I fell off on the right side of my bike, and my right arm went down first, absorbing my whole body weight. Elisabeth was maybe 50 feet ahead of me, and she heard me yelp as I went down, so she came back to check on me, and then went ahead to get Matias, the "activities coordinator". I felt okay - no blood, nothing dramatic. More just shocked and startled than anything. But that arm was not feeling quite right. Matias and Elisabeth and Eric arrived, we took a few deep breaths, Matias insisted on some photos, and then I was back on the bike.

The arm was feeling worse and worse as I pedaled onto the rental shop. The pressure I was having to put on it to steady myself on the bike was becoming more and more painful, but I did make it (though not without fighting a lot of tears).

We had a thirty minute bus ride back to Bariloche, and by the time we got off, I was certain I needed to get the arm checked out. So translator Matias walked me up to Bariloche´s private hospital, and within just a few minutes, I was in front of a doctor, and shuffled off to the x-ray room.

It was certainly a few (or many) steps down from a hospital in the States, but it was a hospital, and the nurses were smiling patiently and speaking soothingly, though I couldn´t understand what they were saying. Matias had to wash my arm off because I guess that´s somehow not the responsibility of the hospital staff, so that was pretty amusing - he´s this 26 year old laughing hyena of a person who clearly has this job because he´s mr. social, mr. party man. I was in and out in 45 minutes, and it only set me back about $80 US (maybe that´s why they didn´t wash my arm for me).

Matias then walked me up the hill to my house and presented me to my appropriately concerned padres, who were just finishing up dinner. So dramatic, so silly, so pathetic.

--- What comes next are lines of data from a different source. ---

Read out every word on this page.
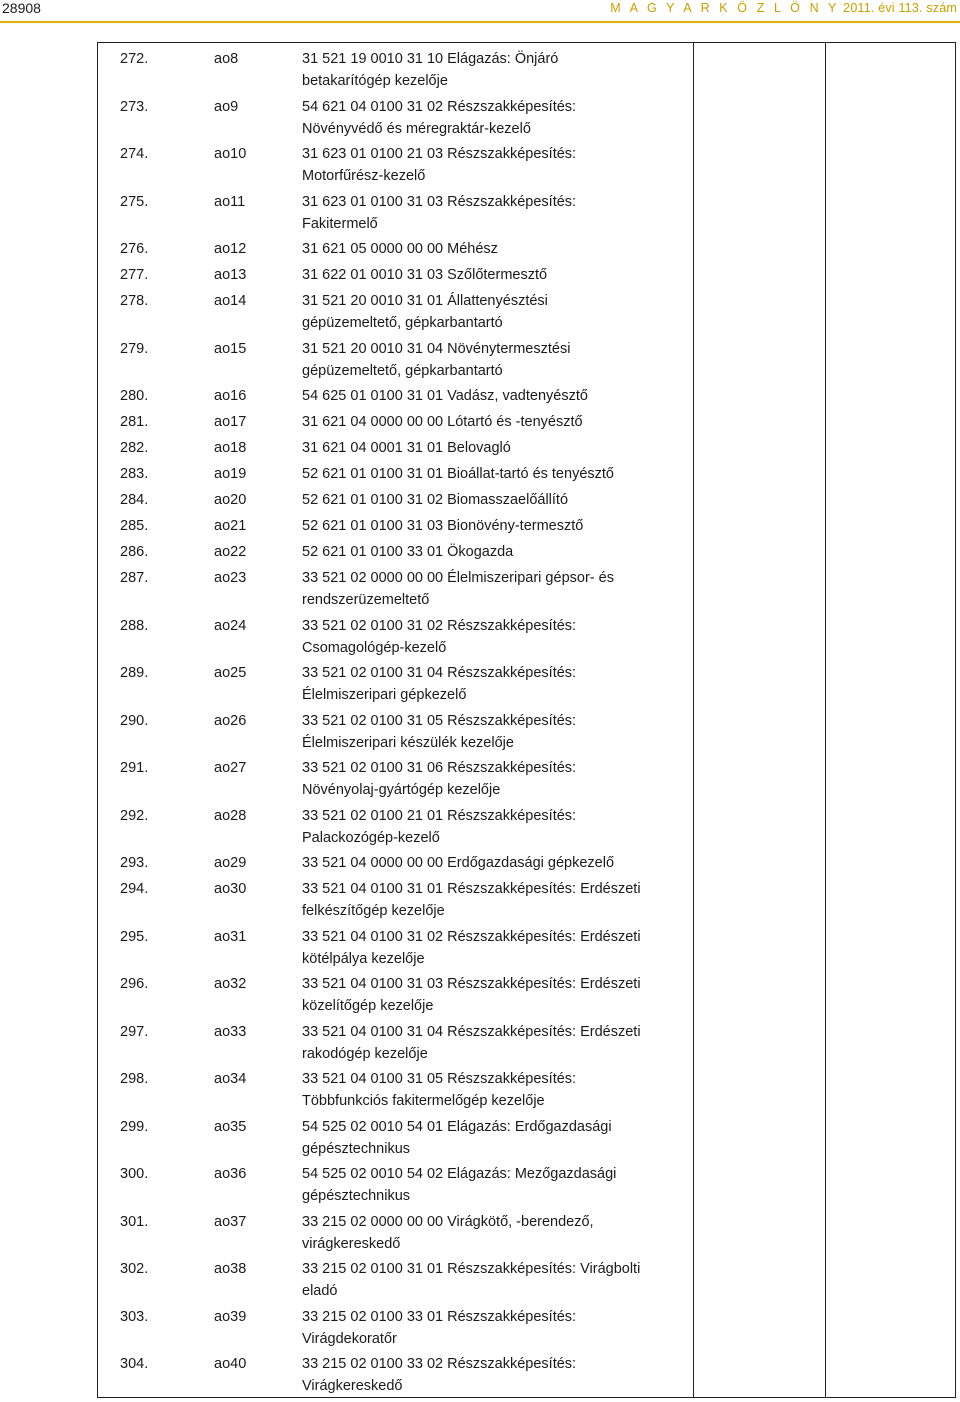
28908	M A G Y A R K Ö Z L Ö N Y 2011. évi 113. szám
272.	ao8	31 521 19 0010 31 10 Elágazás: Önjáró
betakarítógép kezelője
273.	ao9	54 621 04 0100 31 02 Részszakképesítés:
Növényvédő és méregraktár-kezelő
274.	ao10	31 623 01 0100 21 03 Részszakképesítés:
Motorfűrész-kezelő
275.	ao11	31 623 01 0100 31 03 Részszakképesítés:
Fakitermelő
276.	ao12	31 621 05 0000 00 00 Méhész
277.	ao13	31 622 01 0010 31 03 Szőlőtermesztő
278.	ao14	31 521 20 0010 31 01 Állattenyésztési
gépüzemeltető, gépkarbantartó
279.	ao15	31 521 20 0010 31 04 Növénytermesztési
gépüzemeltető, gépkarbantartó
280.	ao16	54 625 01 0100 31 01 Vadász, vadtenyésztő
281.	ao17	31 621 04 0000 00 00 Lótartó és -tenyésztő
282.	ao18	31 621 04 0001 31 01 Belovagló
283.	ao19	52 621 01 0100 31 01 Bioállat-tartó és tenyésztő
284.	ao20	52 621 01 0100 31 02 Biomasszaelőállító
285.	ao21	52 621 01 0100 31 03 Bionövény-termesztő
286.	ao22	52 621 01 0100 33 01 Ökogazda
287.	ao23	33 521 02 0000 00 00 Élelmiszeripari gépsor- és
rendszerüzemeltető
288.	ao24	33 521 02 0100 31 02 Részszakképesítés:
Csomagológép-kezelő
289.	ao25	33 521 02 0100 31 04 Részszakképesítés:
Élelmiszeripari gépkezelő
290.	ao26	33 521 02 0100 31 05 Részszakképesítés:
Élelmiszeripari készülék kezelője
291.	ao27	33 521 02 0100 31 06 Részszakképesítés:
Növényolaj-gyártógép kezelője
292.	ao28	33 521 02 0100 21 01 Részszakképesítés:
Palackozógép-kezelő
293.	ao29	33 521 04 0000 00 00 Erdőgazdasági gépkezelő
294.	ao30	33 521 04 0100 31 01 Részszakképesítés: Erdészeti
felkészítőgép kezelője
295.	ao31	33 521 04 0100 31 02 Részszakképesítés: Erdészeti
kötélpálya kezelője
296.	ao32	33 521 04 0100 31 03 Részszakképesítés: Erdészeti
közelítőgép kezelője
297.	ao33	33 521 04 0100 31 04 Részszakképesítés: Erdészeti
rakodógép kezelője
298.	ao34	33 521 04 0100 31 05 Részszakképesítés:
Többfunkciós fakitermelőgép kezelője
299.	ao35	54 525 02 0010 54 01 Elágazás: Erdőgazdasági
gépésztechnikus
300.	ao36	54 525 02 0010 54 02 Elágazás: Mezőgazdasági
gépésztechnikus
301.	ao37	33 215 02 0000 00 00 Virágkötő, -berendező,
virágkereskedő
302.	ao38	33 215 02 0100 31 01 Részszakképesítés: Virágbolti
eladó
303.	ao39	33 215 02 0100 33 01 Részszakképesítés:
Virágdekoratőr
304.	ao40	33 215 02 0100 33 02 Részszakképesítés:
Virágkereskedő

Everything is going to be fine. This cast seems like a bit of overkill to me, but what do I know? My arm does feel much better in the cast, though. And I am learning to brush my teeth with my left hand, wash just my left hand, take off my clothes, put on my clothes, and all of those good things. I felt a bit lost that first night, because all I wanted to do was take a shower, but I didn´t have my mommy or a best friend to help me and laugh at me. Ana Maria, mi "madre" here, offered to help me, but you know, it´s just not the same, and there´s that pride thing, too. So I settled for a bath, and showed up at school the next morning still feeling revolting, but at least I showed up, right?

What an adventure.

I have decided to stick with the group classes for next week, even though the writing is, well, impossible. My friend and classmate, Elian, from Switzerland, has been so sweet and helpful, and she´s going to make copies of her notes for me every day. What a dear.

The doctor said I need to come back on the 29th to get the cast off and have some "rehabilitation" (that seems a bit dramatic, yes?), which has sort of thrown things off since I was loosely planning to hit the road next weekend. So...one day at a time. We will see. The parentals are no longer coming, so I am free to do what I like.

Okay, yowsers. I have written this in two sittings, and this little arm of mine is getting very irritated with me. It´s asking for ice cream, and who am I to say no? Off we go!

More later...maƱana perhaps.

1 comment:

Anonymous said...

I laughed outloud that your $80 hospital visit didn't include an arm cleaning! Glad you're still in good spirits with one less arm. And by the time you get your cast off, maybe you'll be ambidextrous!